This is neither a serious proposal, nor an official proposal. This is just me thinking in public.
Governments are a monopoly. There is only one institution which can grant you a passport – Her Majesty’s Passport Office.
That’s not quite true, of course. You are free to seek citizenship in other countries. And some countries will sell you a passport.
In business studies terms, other countries might be termed as “traditional competitors”. Much like BBC1 competes with ITV in the TV environment. A competitor might come via a different delivery mechanism – like cable or satellite – but they’re essentially the same proposition.
And then Netflix comes along. It doesn’t deliver linear TV. It doesn’t travel over the airwaves. It has a completely different revenue model. It is convenient. And it eats the competitors’ lunch.
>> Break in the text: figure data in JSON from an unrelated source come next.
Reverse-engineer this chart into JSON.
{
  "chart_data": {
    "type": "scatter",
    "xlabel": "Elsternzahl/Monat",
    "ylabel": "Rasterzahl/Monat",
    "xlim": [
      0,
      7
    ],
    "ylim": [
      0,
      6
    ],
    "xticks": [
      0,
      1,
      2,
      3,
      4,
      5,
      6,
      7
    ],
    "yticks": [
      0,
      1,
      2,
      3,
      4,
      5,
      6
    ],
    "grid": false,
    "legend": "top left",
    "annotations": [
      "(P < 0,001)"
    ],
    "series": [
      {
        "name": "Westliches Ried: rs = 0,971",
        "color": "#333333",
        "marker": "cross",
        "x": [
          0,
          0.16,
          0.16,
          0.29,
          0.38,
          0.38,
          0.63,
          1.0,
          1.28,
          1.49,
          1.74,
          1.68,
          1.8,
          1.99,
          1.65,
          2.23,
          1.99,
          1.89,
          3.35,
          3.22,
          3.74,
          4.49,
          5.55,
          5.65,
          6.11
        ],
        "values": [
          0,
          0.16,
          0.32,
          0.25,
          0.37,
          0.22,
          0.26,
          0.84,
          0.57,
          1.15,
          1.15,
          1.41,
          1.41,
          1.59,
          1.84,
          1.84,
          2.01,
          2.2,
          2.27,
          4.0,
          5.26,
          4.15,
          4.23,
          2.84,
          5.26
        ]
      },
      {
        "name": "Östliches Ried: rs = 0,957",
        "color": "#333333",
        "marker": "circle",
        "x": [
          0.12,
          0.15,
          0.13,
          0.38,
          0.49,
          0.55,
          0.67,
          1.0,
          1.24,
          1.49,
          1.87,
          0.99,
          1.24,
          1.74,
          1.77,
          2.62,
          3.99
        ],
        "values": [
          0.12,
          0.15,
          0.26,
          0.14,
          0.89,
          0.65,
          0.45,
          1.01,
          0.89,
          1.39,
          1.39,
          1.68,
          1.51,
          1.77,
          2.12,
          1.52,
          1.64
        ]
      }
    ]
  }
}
This is the essence of “disruption”. Asymmetric competitors which don’t play by your outdated rules.
So, what can disrupt the state?
Let’s suppose that the Republic of Wakanda decides that they want to open up to international travellers. Rather than issue passports themselves, they do a deal with an airline.
Anyone with enough BA airmiles to get Platinum Status is automatically granted a Wakandan Passport. It is, nominally, certified by their passport office but is entirely operated and managed by British Airways.
Perhaps this “passport” isn’t recognised by any other state. But that’s OK, some customers are happy to only travel between their home and the land of the Black Panther.
And then… The country next door realises the economic advantage of these travellers, and starts accepting Wakandan / BA passports. Then a former Russian state of Arstotzka thinks it has nothing to lose so also goes for it. Perhaps Pan Am launches a similar “passport” with Tomainia – and anyone with WorldPass Ultra status gets a passport.
It starts small – like Netflix’s DVDs by post. Then expands into other markets as competitors encroach. And then “Wakanda and Fly?” becomes a catchphrase.
To be clear – I don’t think this is the future and I don’t think it’s a good idea. This is an exercise in “what if…?”
Could Uber issue its own driving licences for its semi-autonomous vehicles? Would you subscribe to Securiroo to get an off-duty Police Officer to your door in 30 minutes or less? How about paying your tax directly to Monzo and then they can negotiate a cheaper rate with HMRC on behalf of millions of customers?
These are deliberately absurd ideas.
But there are business ideas out there which will disintermediate the state. What are they and how should we react to them?